Yes, this introvert might well be your child’s next teacher—but please don’t despair! Care can come from where you least expect it, so just do your best to spot it and support it.
Always striving to make sense—please let me know when I fail.
I don't see why you don't see that the phrase "below-level students" is problematic. As Metallica has said, "Label me, I'll label you. And I dub thee 'unforgiven.'"
I tend to agree with your stance on tough love. One of the first times I noticed that a man actually cared about me as a person was Marine Corps boot camp.
But your teacher blame and shame game has got to go. There's nothing particularly magical about reading by third grade; every kid matures at their own rate. And Margaret Merga's research suggests that an overemphasis on reading for learning and testing is playing a role in the divorce between reading and enjoyment. It's also very right-wing of you to complain about the unions.

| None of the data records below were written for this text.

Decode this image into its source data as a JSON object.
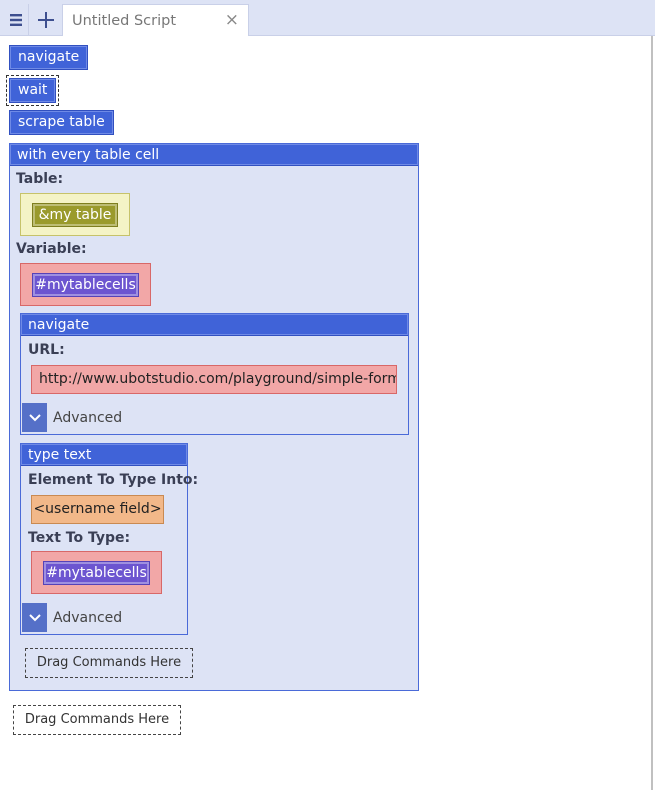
{
  "tab": {
    "title": "Untitled Script",
    "close": "×"
  },
  "commands": {
    "navigate": "navigate",
    "wait": "wait",
    "scrape_table": "scrape table"
  },
  "loop": {
    "header": "with every table cell",
    "table_label": "Table:",
    "table_value": "&my table",
    "variable_label": "Variable:",
    "variable_value": "#mytablecells",
    "navigate": {
      "header": "navigate",
      "url_label": "URL:",
      "url_value": "http://www.ubotstudio.com/playground/simple-form",
      "advanced": "Advanced"
    },
    "type_text": {
      "header": "type text",
      "element_label": "Element To Type Into:",
      "element_value": "<username field>",
      "text_label": "Text To Type:",
      "text_value": "#mytablecells",
      "advanced": "Advanced"
    },
    "drop_zone": "Drag Commands Here"
  },
  "drop_zone": "Drag Commands Here",
  "colors": {
    "command_blue": "#4063d8",
    "block_bg": "#dde3f5",
    "table_chip": "#9a9a2c",
    "variable_chip": "#6c55d0",
    "url_field": "#f2a7a7",
    "element_chip": "#f2b889"
  }
}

Plus, the fact that you had a machine write your poem for you is a sort of dereliction. As Maria Popova says, "An AI may never be able to write a great poem — a truly original poem — because a poem is made not of language but of experience, and the defining aspect of human experience is the constant collision between our wishes and reality, the sharp violation of our expectations, the demolition of our plans."
We need to truly see the humans in front of us, not be so focused on their deficits that we can't see who they are and who they can become. That is real leadership; that is real teaching.
Really disappointed in your anti-union stance here. I agree 100% that evidence based practice should be mandatory, and that as a profession teachers NEED to follow this evidence in their lesson planning. I agree we need to shine a light on teacher ed programs that fail over and over to properly train their teachers, and districts who refuse to offer meaningful PD, or even a shred of a useful resource to teach with. They are to blame for the union’s insistence on teacher autonomy, I believe. Unions, by definition, are created to protect their workers. When you have teachers working in violent, hopeless, untenable situations with zero support from lacklustre administrators, the union needs to protect its workers. I see a direct line that needs to be drawn between teacher working conditions and their willingness to change and adopt evidence-based instructional practice. There’s way too many people banging on about teachers needing to “remember their why” and completely neglecting the fact that teachers are getting punched in the face by students, being shoved into overcrowded classrooms without any materials or books, and so on. When shifts need to happen, which, in this case we 100% know they do, we have to create the conditions within which it is possible to effect the change. Currently in public education in many jurisdictions, that just isn’t the case, and so change is spotty and happens inconsistently as some teachers have the capacity and others do not, based on their working conditions. Make no mistake, I agree we need to ensure students are being taught in ways that are proved to bring success, but I don’t agree with your premise that unions are to blame. Collaboration with unions can be achieved if reasonable supports that are in compliance with the collective agreement and teacher contracts, and working conditions are addressed.